Des désenchantements…
Évidemment, une année cinéma ne serait pas grand-chose sans son lot de déceptions. Ces erreurs de parcours, elles arrivent d'ailleurs aussi aux plus grands : c'est le cas des faux pas To Rome with Love et La Part des anges, où Woody Allen et Ken Loach brillent par leur manque d'inspiration. On pourra par ailleurs douter du retour de Ridley Scott à la science-fiction, qui signe avec Prometheus un long métrage attachant, mais qui parvient difficilement à rentrer dans la généalogie d'Alien. Enfin, François Ozon a quant à lui manqué le coche avec le fade Dans la Maison, où le metteur en scène convoque Hitchcock et Kafka, mais patatras…
Des surprises…
Et les bonnes surprises là-dedans ? Alors que l'on imaginait a priori les classer dans la catégorie œuvre de seconde zone, les parodies horrifiques [REC 3] Genesis, de Paco Plaza, Tucker & Dale fightent le mal, d'Eli Craig, sans oublier la comédie grinçante Hasta la Vista, de Geoffrey Enthoven, se révèlent étonnantes voire même habitées.
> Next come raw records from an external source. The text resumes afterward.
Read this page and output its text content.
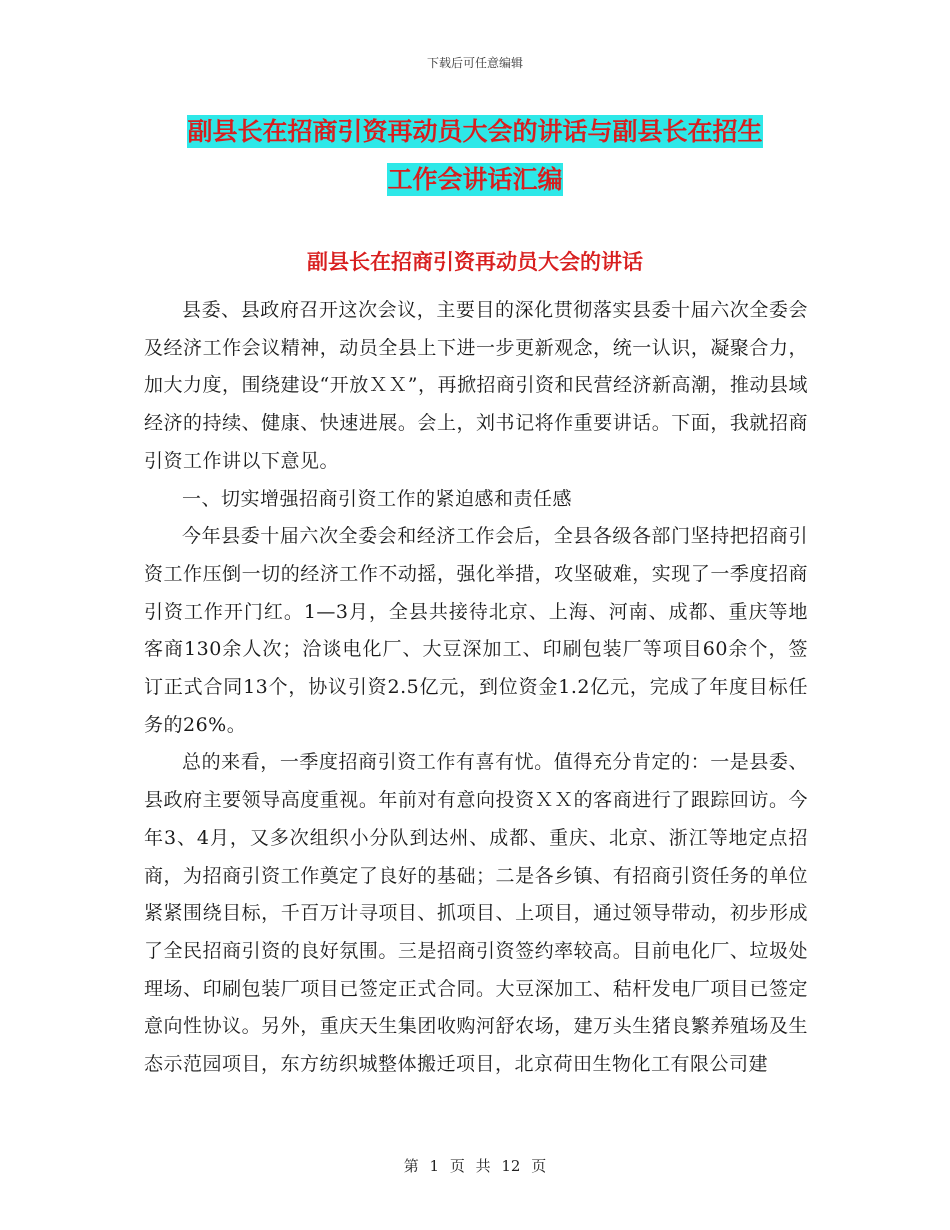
下载后可任意编辑
副县长在招商引资再动员大会的讲话与副县长在招生
工作会讲话汇编
副县长在招商引资再动员大会的讲话

县委、县政府召开这次会议，主要目的深化贯彻落实县委十届六次全委会及经济工作会议精神，动员全县上下进一步更新观念，统一认识，凝聚合力，加大力度，围绕建设“开放ＸＸ”，再掀招商引资和民营经济新高潮，推动县域经济的持续、健康、快速进展。会上，刘书记将作重要讲话。下面，我就招商引资工作讲以下意见。

一、切实增强招商引资工作的紧迫感和责任感

今年县委十届六次全委会和经济工作会后，全县各级各部门坚持把招商引资工作压倒一切的经济工作不动摇，强化举措，攻坚破难，实现了一季度招商引资工作开门红。1—3月，全县共接待北京、上海、河南、成都、重庆等地客商130余人次；洽谈电化厂、大豆深加工、印刷包装厂等项目60余个，签订正式合同13个，协议引资2.5亿元，到位资金1.2亿元，完成了年度目标任务的26%。

总的来看，一季度招商引资工作有喜有忧。值得充分肯定的：一是县委、县政府主要领导高度重视。年前对有意向投资ＸＸ的客商进行了跟踪回访。今年3、4月，又多次组织小分队到达州、成都、重庆、北京、浙江等地定点招商，为招商引资工作奠定了良好的基础；二是各乡镇、有招商引资任务的单位紧紧围绕目标，千百万计寻项目、抓项目、上项目，通过领导带动，初步形成了全民招商引资的良好氛围。三是招商引资签约率较高。目前电化厂、垃圾处理场、印刷包装厂项目已签定正式合同。大豆深加工、秸杆发电厂项目已签定意向性协议。另外，重庆天生集团收购河舒农场，建万头生猪良繁养殖场及生态示范园项目，东方纺织城整体搬迁项目，北京荷田生物化工有限公司建

第 1 页 共 12 页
Quant à Cloclo, le biopic signé Florent Emilio Siri, sa beauté donnerait presque envie d'aimer un artiste ringard.
Des premiers films…
Parmi les nombreux premiers films à sortir en 2012, on soulignera d'une part la première incursion de Frédéric Beigbeder derrière la caméra pour adapter l'un des ses propres livres, L'Amour dure trois ans, de l'autre, le passage à la fiction de Rachid Djaïdani, avec le dissident Rengaine. Si le résultat du premier n'est pas sans défaut (loin de là), reste qu'il laisse espérer de belles choses pour l'écrivain-réalisateur. Quant au second, il montre que le cinéma indépendant français peut se révéler un véritable concentré d'inventivité et de fougue - à l'instar d'un Donoma. Enfin, le premier film de l'espagnol Juan Carlos Medina, Insensibles, prouve que le cinéma fantastique hispanique réussit mieux que quiconque à réveiller les démons du passé - ici la guerre d'Espagne.
Des génies parfois injustement vilipendés…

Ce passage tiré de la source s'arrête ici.